Lake in Montague County, Texas, United States

Lake Amon G. Carter is situated 6 miles south of Bowie in Montague county, Texas, and is situated on Big Sandy Creek. Lake Amon G. Carter is technically two lakes in one. The original lake was built in 1956 and has a different type of habitat than the 500-acre extension constructed in 1985. In the thirty-year gap between the original lake and the expansion there became a habitat in the original lake that does not exist in the new expansion. The lake has a surface area of 1,848 acres and a maximum depth of 50 feet. The conservation pool elevation is 920 feet above sea level.

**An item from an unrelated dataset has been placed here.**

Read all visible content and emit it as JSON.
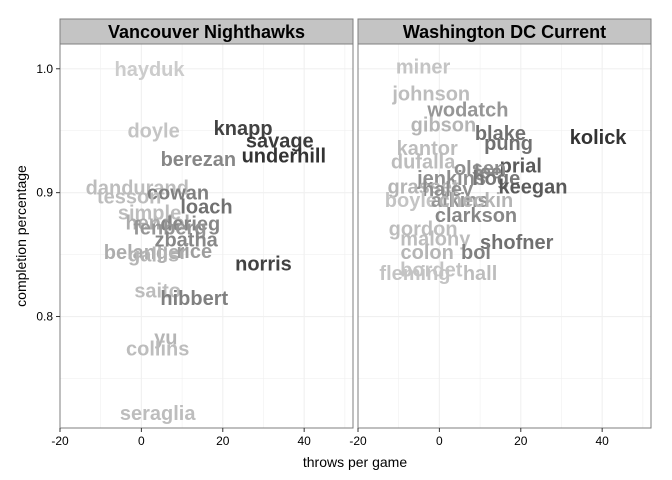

The lake is about 30 minutes northwest of Fort Worth, Texas. The lake is smaller than some surrounding lakes in the area and around the Dallas Fort Worth metroplex. The size of this lake was expanded to help control the amount of flood water that would go down stream to several flood plains.

== History ==
The dam first started construction in 1955 and was named the Amon G. Carter lake because of the Fort Worth, philanthropist and businessman by the same name. This initial dam and lake were made to control the flow of water and stop flood output along the Big Sandy Creek. The dam was completed in August 1956. Only about 30 years later was there another impoundment to expand the lake. The lakes are connected by a twenty-foot tunnel. Lake Amon G. Carter is also used for some mining that are in the area.

== Wildlife ==
Lake Amon G. Carter holds several species of fish including Largemouth Bass, Catfish, Crappie, White Bass and Sunfish. The older section of the lake has rocky shorelines and cattail beds while the new lake has much standing timber and many weed beds along the shoreline. Lake Amon G. Carter is a popular site for bass fishing in the spring and fall. There is species of water willow, brushy pondweed and coontail that populate the lake.

The lake is stocked with fish species as "fingerlings" every year to maintain the amount of wildlife that are in the lake.

== Recreation ==
Lake Amon G. Carter is a lake that has several recreational uses such as, boating, fishing, skiing, and camping. The fishing in this lake is better than most Texas lakes as the lake is less turbid than most north Texas lakes.